I teach a class at the Savannah College of Art and Design called The Art of the Sentence, where graduate students often realize—with a dismal thud—how challenging it is to write these little things well. By the end of the term, some of them are getting the knack of it, and I’ve kept in touch with alumni who have gotten better and better. Learning to write well has a steep learning curve, which includes learning about oneself. It takes even longer to write short. As Blaise Pascal wrote in a long letter to a friend, “I would have written a shorter letter, but I did not have the time.”
Some of my absolute favorite aphorisms in the book run just five words. Here’s two:
There’s no place like nowhere. —Kevin Griffith
Only the unimaginable is real. —Steven Carter
And another gem is
Now that it’s no longer necessary for me to pretend, I’m not sure what is real. —Zara Bell
Can I put you on the spot to each name a couple that particularly speak to this moment—political, cultural, or otherwise?
Like any good parent, I insist that they’re all my favorite, each in their own special way. I will say, however, that the writers we culled from Twitter are quite timely.
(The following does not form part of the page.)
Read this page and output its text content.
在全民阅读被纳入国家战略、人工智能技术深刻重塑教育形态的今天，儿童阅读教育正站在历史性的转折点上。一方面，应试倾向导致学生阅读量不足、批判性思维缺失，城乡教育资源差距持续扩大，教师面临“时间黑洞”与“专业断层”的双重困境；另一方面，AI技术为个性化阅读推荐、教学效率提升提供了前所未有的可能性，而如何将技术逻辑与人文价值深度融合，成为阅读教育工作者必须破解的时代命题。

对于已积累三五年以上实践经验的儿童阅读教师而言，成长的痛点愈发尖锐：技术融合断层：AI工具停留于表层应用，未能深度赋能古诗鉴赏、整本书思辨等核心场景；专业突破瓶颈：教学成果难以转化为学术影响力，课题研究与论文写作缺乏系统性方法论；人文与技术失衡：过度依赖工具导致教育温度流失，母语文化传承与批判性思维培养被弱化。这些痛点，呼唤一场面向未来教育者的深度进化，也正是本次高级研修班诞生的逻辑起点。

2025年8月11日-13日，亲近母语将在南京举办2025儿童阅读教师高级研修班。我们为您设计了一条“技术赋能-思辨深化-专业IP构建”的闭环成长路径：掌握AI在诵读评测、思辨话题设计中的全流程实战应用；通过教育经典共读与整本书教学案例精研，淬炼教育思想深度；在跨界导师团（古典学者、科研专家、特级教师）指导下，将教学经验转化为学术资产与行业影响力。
Patrick Carr and Clayton Lamar at @dogsdoingthings report the mordantly naive commentary of dogs, such as:
Dogs wondering, “What happens when celebrities die,“ and visiting a wax museum, realizing “Oh.“
Then there’s Mike Ginn:
Being 28 in 2016: I’m not ready for a relationship.
Being 28 in 1816: I have 13 kids.*
Being 28 in 1000 B.C.: I lived a good life, thrice I ate a berry and once a pear.*
Or Charlene deGuzman:
Please don’t let all my good news fool you I am still putting gas in my ’97 Toyota Corolla 7 bucks at a time.
What’s next? Are you currently pulling together the bits and pieces for another short-themed book project?
For now, we’re taking a short breather. But I wouldn’t be surprised if something bubbled up and we started shoring up fragments for another Short book. Short Cuts? Short Changed? Or your suggestion: Short Shrift? And just what is a shrift, anyway?